Internal Control Accountability
Both Commonwealth and Federal laws require that departments develop and use internal controls to provide reasonable assurance of reliable reports, effective and efficient operations, mitigation of risks and compliance with laws and regulations. To fulfill this requirement, departments must ensure that all department business is appropriately authorized and that this authorization is documented. For example, authorized personnel must review and approve invoices before they are paid to ensure that costs charged to federal grants or programs are appropriate.
Capital Asset Additions
The recording and capitalization of fixed assets continues to improve, but further improvement is needed in compliance with construction in progress (CIP) and the use of retainage related to capital projects. Departments are required to pay particular attention to the timeliness of recording capital asset additions in MMARS. It was noted that some departments have recorded capital assets in the wrong fiscal year, causing a distortion of capital asset presentation and depreciation expenses in the statewide CAFR financial statements. The Office of the Comptroller (CTR) continues its semi-annual review of Capital Assets information in August and February. Please assure that all changes to assets are entered in MMARS as of December 31st and June 30th respectively. These capital asset inventory reviews require the chief fiscal officer to sign-off on the accuracy and completeness of the data recorded in MMARS.
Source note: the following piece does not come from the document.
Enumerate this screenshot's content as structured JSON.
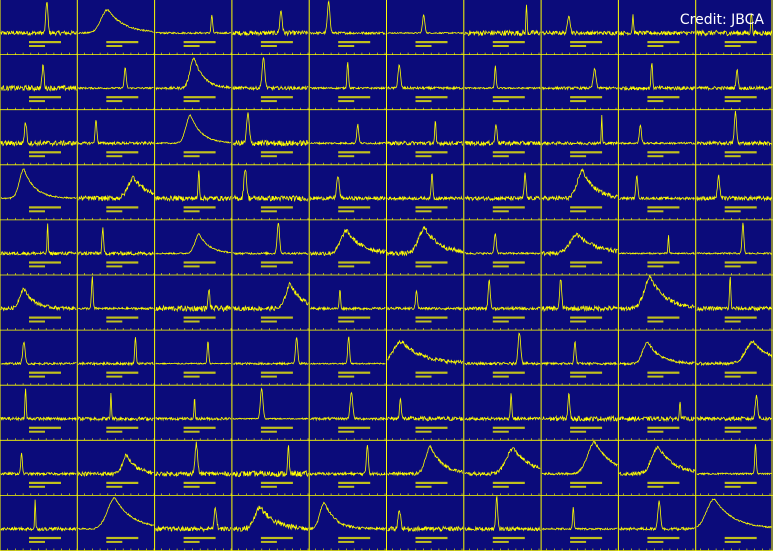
{
  "credit": "Credit: JBCA"
}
Eligibility Determination for Most Grant Programs
Nearly every grant requires some form of eligibility to receive funds. For example, credentialing criteria, income eligibility or professional licensing may need to be established and verified for vendors or other recipients who receive grant awards. Human service case records must have full documentation in accordance with the grant. Departments must also substantiate this eligibility process. All eligibility determinations must be made in accordance with either a state plan filed with the Federal government, the grant award itself, or General Laws. Evidence must be readily available to prove eligibility.
Sub-recipient monitoring continues to be an issue. When departments are granting federal funds to a sub-recipient, including another state agency, a municipality, or a non-profit (often referred to as "pass-through" funds), the department remains responsible for sufficient oversight of the funds (sub-recipient monitoring) to ensure that the funds are spent in accordance with federal grant requirements. The same oversight responsibility applies regardless of the type of funds granted by a department, even if the funds are earmarked to another entity.
Information Technology System Issues and Data Security
Data systems must be protected, especially systems containing personally identifiable information and those that interface with the financial systems, MMARS and HR/CMS. The single audit continues to reveal instances of passwords that are not complex, logical access that is too broad and a lack of segregation of duties in change management controls.
Departments must monitor access to statewide systems (MMARS, HR/CMS, and CIW) on a regular basis to ensure that levels of access are appropriate and proper segregation of duties is in place. The enterprise security policy requires annual certification by the Department Head (by June 30th) and Department Security Officers (by December 31st).